To differentiate \( e^{xy} \), you consider \(xy\) as the inner function, and \(e^{xy}\) as the outer function. Applying the chain rule, you differentiate the outer function with respect to the inner function, then multiply it by the derivative of the inner function.
This results in:

• \( e^{xy} \cdot (x \frac{dy}{dx} + y) \)
  • \( e^{xy} \) remains the same from the exponential derivative.
  • \( (x \frac{dy}{dx} + y) \) is accounted for the derivative of \(xy\), using both \(x\) and \(y\) as functions of each other.

The product rule is another fundamental concept in calculus used whenever you need to differentiate a product of two functions. In implicit differentiation, it frequently appears because functions can have interdependent variables.
In our exercise, the term \( xy \) requires the product rule.

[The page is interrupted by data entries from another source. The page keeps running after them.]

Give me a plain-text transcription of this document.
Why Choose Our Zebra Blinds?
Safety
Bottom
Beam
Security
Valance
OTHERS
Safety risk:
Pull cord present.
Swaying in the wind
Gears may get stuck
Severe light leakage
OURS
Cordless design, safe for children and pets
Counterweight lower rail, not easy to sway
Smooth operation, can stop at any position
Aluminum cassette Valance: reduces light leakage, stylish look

This rule states that if you have two functions, \( u(x) \) and \( v(x) \), the derivative of their product \( u(x)v(x) \) is given by:

• \( u'(x) v(x) + u(x) v'(x) \)

Applying this to \( xy \):

• \( y + x\frac{dy}{dx} \)

• \( y \) stays as it is because the derivative of \( x \) with respect to \( x \) is 1.
• \( x\frac{dy}{dx} \) represents the derivative of \( y \) with respect to \( x \), showcasing the need for implicit differentiation.

This product rule simplifies deriving terms that cannot be easily separated into single-variable functions.

Calculus differentiation refers to the process of finding the rate at which a function changes at any given point.
This concept forms the backbone of many topics in calculus, including implicit differentiation, which we used in this exercise.
To understand calculus differentiation, it's important to grasp a few key points:

• Derivatives provide information on how functions behave and interact with variable changes.
• Differentiation techniques like the chain rule and product rule help unravel complex functions into manageable parts.

In the context of our exercise, differentiation allows us to find \( \frac{dy}{dx} \), illustrating how \( y \) changes with respect to \( x \) under the constraint provided by the equation \( e^{xy} + xy = 2 \).
By breaking down each component using implicit differentiation, you solve for the derivative, even when \( y \) and \( x \) are interdependent and cannot be explicitly separated. This highlights the power of differentiation in handling equations where variables are tangled in a multifaceted relationship.